While early voting had just gotten underway in Texas, heavy turnout continued for a second day in Georgia, but officials and activists said the process seemed generally smoother than the day before, when voters endured lines as long as eight hours.

Wait times on Tuesday in Cobb County, Ga., ranged from 45 minutes at one location to six hours at another, according to Aklima Khondoker, the Georgia director of All Voting Is Local.

In Gwinnett County, the Democratic Party chairwoman, Bianca Keaton, reported long lines and three-hour waits at the Gwinnett County Fairgrounds and eight hours at Gwinnett elections headquarters in Lawrenceville.

Jasper Watkins III, a candidate for county commission, criticized Gwinnett officials for disorganization.

“You don’t come to the Super Bowl with the C team,” Mr. Watkins said. “All these people were out here, and they just don’t have it together. There were eight or nine stations to register and only four people manning them.”

Joe Sorenson, a spokesman for Gwinnett County, said some voters had slowed down lines by arriving with absentee ballots in hand, yet announcing they wanted to vote early — requiring an extra step.

While attributing long lines to heavy turnout, he also blamed the state’s new computerized voting system for problems Tuesday.

“It has been slow at times today, and for a period of time, it was down altogether,” he said.

Georgia officials reported a total of 128,590 votes cast in early voting on Monday — nearly 38,000 more than on the first day of early voting in 2016.

The first day of early voting in Georgia did not extend to the entire state. In 35 of the state’s 159 counties, polling sites did not open Monday, an apparent violation of the state’s early-voting laws.

Andy Holland, an assistant supervisor of election registration in Houston County, said the county had not been required to open for early voting on Monday because Columbus Day is a county-observed holiday. “The confusion comes about because not every county observes Columbus Day,” Mr. Holland said.

On Tuesday morning, some voters waited three hours at Houston County’s early voting site in Perry, Ga., though Mr. Holland said that by the afternoon wait times had decreased to 20 to 30 minutes.
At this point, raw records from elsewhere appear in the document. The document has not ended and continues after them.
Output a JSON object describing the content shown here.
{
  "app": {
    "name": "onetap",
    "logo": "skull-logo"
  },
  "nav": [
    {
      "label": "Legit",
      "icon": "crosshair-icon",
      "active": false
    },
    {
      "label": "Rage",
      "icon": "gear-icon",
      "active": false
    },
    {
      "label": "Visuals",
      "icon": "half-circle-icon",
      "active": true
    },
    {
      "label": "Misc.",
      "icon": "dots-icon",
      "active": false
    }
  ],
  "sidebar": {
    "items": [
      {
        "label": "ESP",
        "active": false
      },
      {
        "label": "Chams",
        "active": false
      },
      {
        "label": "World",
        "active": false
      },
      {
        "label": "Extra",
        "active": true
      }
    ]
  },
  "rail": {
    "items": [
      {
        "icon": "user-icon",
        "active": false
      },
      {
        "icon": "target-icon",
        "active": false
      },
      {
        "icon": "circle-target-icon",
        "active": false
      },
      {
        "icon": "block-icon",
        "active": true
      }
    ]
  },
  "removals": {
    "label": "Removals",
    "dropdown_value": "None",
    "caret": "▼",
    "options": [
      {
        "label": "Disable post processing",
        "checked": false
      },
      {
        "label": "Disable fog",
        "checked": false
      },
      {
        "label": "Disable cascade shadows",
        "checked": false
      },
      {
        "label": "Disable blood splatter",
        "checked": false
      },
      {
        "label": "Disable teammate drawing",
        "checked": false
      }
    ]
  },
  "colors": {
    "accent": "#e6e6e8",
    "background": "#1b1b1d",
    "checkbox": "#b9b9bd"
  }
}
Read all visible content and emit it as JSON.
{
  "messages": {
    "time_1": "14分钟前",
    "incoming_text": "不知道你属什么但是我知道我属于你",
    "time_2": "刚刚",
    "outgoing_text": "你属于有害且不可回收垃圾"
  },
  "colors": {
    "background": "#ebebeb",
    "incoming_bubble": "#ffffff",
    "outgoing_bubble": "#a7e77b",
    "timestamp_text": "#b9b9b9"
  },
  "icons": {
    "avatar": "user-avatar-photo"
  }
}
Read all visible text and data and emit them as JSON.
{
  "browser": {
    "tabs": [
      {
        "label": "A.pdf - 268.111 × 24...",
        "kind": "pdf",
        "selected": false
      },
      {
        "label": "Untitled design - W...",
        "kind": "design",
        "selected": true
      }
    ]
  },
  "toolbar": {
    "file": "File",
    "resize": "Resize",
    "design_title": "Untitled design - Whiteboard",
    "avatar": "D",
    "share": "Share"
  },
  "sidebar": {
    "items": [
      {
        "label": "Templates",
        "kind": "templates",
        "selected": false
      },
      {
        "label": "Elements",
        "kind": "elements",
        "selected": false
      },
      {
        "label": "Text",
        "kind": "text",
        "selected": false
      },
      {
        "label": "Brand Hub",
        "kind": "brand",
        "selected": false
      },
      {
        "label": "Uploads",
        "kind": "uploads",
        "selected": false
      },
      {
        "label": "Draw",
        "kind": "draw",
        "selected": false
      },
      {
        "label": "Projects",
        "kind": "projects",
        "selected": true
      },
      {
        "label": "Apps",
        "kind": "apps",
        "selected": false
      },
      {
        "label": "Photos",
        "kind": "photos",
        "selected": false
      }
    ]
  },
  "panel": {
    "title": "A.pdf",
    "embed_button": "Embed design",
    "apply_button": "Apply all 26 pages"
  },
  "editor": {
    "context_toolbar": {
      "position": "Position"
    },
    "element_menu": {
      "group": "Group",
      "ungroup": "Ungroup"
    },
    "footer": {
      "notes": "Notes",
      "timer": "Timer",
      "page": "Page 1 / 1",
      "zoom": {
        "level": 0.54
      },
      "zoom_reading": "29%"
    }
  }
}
Also on Tuesday, Judge Michael Brown of the U.S. District Court for the Northern District of Georgia turned away a lawsuit requesting that he order additional personnel, training, equipment and emergency paper ballots at Georgia polling places to alleviate long lines.

Documents in the lawsuit, filed in August by the Democratic Party, concluded that polling lines were longer in Georgia neighborhoods with large numbers of Black voters.